Ryder, Stokes Croft, Bristol, September 2019
Ryder, Stokes Croft, Bristol, September 2019

This shutter piece is in Stokes Croft and although I have passed it many times, I haven’t had the presence of mind to photograph it until recently. I think it has probably seen better days, but represents beautifully the graffiti scene in this little stretch of road. One of the upsides to painting a shutter (and there can’t be many) is that horizontal lines are easy to paint and the colour shifts in this piece are neatly done by following the lines on the shutter. Ryder rarely disappoints.

2450. Stokes Croft

This piece by Haka in Stokes Croft is of course a commentary on Tweedle Dum and Tweedle Dee, a pair of demagogues currently in charge of two great democracies doing their best to appease the far right voter and in doing so sustain their power.
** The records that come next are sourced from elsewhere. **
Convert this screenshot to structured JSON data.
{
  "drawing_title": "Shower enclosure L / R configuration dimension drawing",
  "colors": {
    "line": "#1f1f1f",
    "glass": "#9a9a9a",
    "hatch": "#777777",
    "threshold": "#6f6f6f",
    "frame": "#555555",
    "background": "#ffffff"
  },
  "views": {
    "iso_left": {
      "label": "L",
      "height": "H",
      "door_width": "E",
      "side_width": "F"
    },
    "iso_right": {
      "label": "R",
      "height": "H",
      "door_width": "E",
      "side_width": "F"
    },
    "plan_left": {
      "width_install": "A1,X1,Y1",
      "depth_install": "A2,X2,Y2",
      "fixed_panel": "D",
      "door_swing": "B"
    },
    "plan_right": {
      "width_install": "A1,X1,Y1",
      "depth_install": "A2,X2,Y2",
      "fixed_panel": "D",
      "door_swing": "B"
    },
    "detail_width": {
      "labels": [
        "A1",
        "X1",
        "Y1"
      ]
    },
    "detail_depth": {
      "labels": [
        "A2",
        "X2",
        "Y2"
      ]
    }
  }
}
Haka, Stokes Croft, Bristol, September 2019
Haka, Stokes Croft, Bristol, September 2019

I’m not sure what cartoon/game character this piece is based on although I have seen it somewhere, but the Trump figure is in the belt of the Boris character and the two are inextricably joined by both philosophical and physical characteristics. Hats off to Haka for this delightful piece lampooning these two buffoons.

2266. Stokes Croft

A few more striking wheatpastes from Frenchman Tian on the streets of Stokes Croft. Unfortunately with all the rain we’ve been having, several of these have started to peel off and disapppear, but I guess that is the ephemeral nature of street art.

Tian, Stokes Croft, Bristol, May 2019
Tian, Stokes Croft, Bristol, May 2019

There appear to be two colour variants of this stencil piece of an oriental woman looking so beautiful with flowers in her hair, this blue one, and a slightly less colourful sepia one.

Tian, Stokes Croft, Bristol, May 2019
Tian, Stokes Croft, Bristol, May 2019

I am so full of admiration for the way Tian works his art – first sourcing a great photograph, then creating a stencil from it, then printing off and cutting out paste ups and finally finding the precise and thought-out locations for each of them. He is a true master of his craft and I am an enormous fan.